DVD Review: ‘The Young and Prodigious T.S. Spivet’


After his lacklustre previous film Micmacs (2009) proved that high levels of visual ingenuity are nothing without a decent narrative, Jean-Pierre Jeunet returns with The Young and Prodigious T.S. Spivet (2013), an adventure film based on Reif Larsen’s 2009 book The Selected Works of T.S. Spivet. Somewhat known for taking known literary works and adapting the written word into vivid worlds of meticulously designed wonderment, Jeunet takes Larsen’s novel and the artwork therein and brings them illustriously to life. Kyle Catlett stars as the titular Spivet, a precocious 10-year-old with a passion for cartography and scientific invention, who lives on a Montana ranch with a family indifferent to his talents.

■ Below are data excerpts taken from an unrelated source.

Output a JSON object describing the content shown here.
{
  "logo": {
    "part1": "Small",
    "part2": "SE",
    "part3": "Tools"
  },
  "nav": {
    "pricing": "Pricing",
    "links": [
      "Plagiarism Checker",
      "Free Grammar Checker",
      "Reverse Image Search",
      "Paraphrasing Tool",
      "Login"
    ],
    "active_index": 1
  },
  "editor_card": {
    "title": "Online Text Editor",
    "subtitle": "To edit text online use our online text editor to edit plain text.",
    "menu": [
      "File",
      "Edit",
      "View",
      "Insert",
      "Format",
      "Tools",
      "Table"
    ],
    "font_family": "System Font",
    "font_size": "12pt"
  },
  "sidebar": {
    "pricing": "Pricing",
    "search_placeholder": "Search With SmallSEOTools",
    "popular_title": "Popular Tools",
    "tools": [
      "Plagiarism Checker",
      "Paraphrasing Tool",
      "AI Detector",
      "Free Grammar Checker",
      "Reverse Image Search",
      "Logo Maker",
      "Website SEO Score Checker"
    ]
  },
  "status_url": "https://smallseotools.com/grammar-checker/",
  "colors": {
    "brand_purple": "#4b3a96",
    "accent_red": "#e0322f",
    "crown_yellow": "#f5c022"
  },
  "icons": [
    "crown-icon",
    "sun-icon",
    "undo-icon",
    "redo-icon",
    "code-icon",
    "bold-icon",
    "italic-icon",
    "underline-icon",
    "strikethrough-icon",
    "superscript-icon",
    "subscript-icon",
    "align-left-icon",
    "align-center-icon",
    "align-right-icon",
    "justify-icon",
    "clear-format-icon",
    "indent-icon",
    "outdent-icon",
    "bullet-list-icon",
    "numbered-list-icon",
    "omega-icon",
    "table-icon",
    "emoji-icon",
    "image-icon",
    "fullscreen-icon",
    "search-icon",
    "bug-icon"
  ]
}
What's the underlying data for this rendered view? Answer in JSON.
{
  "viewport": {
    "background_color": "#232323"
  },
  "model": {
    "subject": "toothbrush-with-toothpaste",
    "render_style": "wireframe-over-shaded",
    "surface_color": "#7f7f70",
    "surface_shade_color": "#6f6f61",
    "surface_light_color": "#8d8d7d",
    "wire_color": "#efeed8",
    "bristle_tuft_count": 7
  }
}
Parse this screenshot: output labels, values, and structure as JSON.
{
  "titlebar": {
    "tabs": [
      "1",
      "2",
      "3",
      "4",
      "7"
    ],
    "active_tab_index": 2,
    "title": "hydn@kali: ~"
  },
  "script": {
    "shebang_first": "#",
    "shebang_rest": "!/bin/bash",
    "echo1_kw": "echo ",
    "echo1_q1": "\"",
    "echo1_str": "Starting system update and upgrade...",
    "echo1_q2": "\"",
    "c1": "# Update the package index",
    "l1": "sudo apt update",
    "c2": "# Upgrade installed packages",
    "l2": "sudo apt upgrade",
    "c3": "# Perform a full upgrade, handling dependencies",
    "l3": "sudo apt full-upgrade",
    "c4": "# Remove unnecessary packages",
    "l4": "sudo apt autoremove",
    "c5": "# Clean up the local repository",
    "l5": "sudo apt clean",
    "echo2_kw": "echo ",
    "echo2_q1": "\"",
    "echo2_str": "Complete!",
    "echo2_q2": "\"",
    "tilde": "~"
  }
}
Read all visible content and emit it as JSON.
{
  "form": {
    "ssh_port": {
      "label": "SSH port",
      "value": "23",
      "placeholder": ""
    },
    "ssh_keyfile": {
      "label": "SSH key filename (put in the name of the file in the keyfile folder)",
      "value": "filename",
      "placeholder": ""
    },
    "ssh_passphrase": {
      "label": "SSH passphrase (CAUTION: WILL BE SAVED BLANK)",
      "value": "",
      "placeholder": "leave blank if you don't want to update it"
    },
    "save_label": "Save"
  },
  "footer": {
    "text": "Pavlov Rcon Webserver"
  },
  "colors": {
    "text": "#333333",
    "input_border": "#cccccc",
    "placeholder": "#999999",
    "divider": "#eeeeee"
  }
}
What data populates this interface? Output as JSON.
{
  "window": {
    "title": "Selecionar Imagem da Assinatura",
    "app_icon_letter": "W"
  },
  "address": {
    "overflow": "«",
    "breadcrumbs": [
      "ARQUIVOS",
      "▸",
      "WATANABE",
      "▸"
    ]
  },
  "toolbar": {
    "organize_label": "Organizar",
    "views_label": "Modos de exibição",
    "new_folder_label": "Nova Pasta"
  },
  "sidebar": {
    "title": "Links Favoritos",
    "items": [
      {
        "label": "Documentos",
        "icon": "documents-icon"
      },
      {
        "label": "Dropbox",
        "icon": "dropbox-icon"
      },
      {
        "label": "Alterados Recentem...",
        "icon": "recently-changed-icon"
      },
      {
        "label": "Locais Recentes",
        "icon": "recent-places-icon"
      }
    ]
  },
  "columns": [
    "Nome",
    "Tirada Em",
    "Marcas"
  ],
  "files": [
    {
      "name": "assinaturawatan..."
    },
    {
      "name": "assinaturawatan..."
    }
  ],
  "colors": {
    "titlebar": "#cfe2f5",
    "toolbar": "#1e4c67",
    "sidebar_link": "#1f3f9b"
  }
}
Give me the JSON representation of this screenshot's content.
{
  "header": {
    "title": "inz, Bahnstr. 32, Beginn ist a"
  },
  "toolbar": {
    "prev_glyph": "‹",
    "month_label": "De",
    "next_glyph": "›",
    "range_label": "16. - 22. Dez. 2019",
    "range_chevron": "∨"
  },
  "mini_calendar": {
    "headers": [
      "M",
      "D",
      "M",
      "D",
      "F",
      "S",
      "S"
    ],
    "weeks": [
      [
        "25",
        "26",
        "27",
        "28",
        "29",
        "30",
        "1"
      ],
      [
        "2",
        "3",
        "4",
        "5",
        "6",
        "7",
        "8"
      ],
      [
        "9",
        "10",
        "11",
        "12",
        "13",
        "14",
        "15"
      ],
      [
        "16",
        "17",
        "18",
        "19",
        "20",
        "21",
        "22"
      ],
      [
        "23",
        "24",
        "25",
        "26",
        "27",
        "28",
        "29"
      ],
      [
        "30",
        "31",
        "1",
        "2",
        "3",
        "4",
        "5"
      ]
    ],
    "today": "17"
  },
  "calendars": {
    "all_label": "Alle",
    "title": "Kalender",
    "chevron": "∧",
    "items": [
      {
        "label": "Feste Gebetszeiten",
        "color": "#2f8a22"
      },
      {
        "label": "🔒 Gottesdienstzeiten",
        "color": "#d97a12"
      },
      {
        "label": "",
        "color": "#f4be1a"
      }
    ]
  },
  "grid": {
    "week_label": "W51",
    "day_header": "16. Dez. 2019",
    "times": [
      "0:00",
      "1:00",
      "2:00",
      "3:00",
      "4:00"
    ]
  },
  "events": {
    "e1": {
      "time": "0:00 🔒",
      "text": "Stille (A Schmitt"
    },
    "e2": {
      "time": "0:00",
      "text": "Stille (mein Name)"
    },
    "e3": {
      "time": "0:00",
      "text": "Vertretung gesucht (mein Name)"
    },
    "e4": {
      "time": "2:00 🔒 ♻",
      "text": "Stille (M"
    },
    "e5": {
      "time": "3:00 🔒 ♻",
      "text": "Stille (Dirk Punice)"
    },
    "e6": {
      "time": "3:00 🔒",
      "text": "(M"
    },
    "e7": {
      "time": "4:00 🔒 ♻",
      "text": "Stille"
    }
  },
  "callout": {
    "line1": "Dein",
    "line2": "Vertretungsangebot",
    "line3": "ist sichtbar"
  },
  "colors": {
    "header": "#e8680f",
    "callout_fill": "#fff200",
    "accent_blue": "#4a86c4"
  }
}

Spivet’s mother, Dr. Clair (Helena Bonham Carter), who is obsessed with, and passionate in her pursuits of, insects; his monosyllabic father (Callum Keith Rennie) and sister Gracie (Niamh Wilson) – who dreams of superstardom – all go about their lives whilst mourning the recent untimely loss of their late son and brother Layton, who Spivet still feels vastly inferior to. One day, T.S. is notified – unexpectedly – by the secretary of the Smithsonian Museum (played by Judy Davis), who informs him that he is the winner of the prestigious Baird prize for his invention of a perpetual motion machine, and that he is invited to an honorary reception. In a bid to prove himself to his family, Spivet secretly embarks on a cross-country adventure, meeting curious characters along the way and coming to terms with his own sense of guilt.

Known for its unique design, accompanying the plot with various images and illustrations that enhance the reading experience, Larsen’s book has been ripe for adaptation since its first publication, a work that successfully moulds creativity with a genuinely engaging story. Jeunet here is on typically vibrant form, assembling an excellent cast (especially Catlett, who shines in a potentially tricky role as the boy wonder) and attempting to visually answer a question posed at the start of the film: “What if imagination started where science ends?” Yet, as The Young and Prodigious T.S. Spivet slowly drags on, Jeunet becomes overly distracted by his mirroring of his protagonist’s minute attention to detail, stuffing the screen with maps, sketches and charts – all of which offer an insight into the character’s innermost thoughts and cartographic interests – but forgetting to make the story as thrilling or engaging as it should and could be.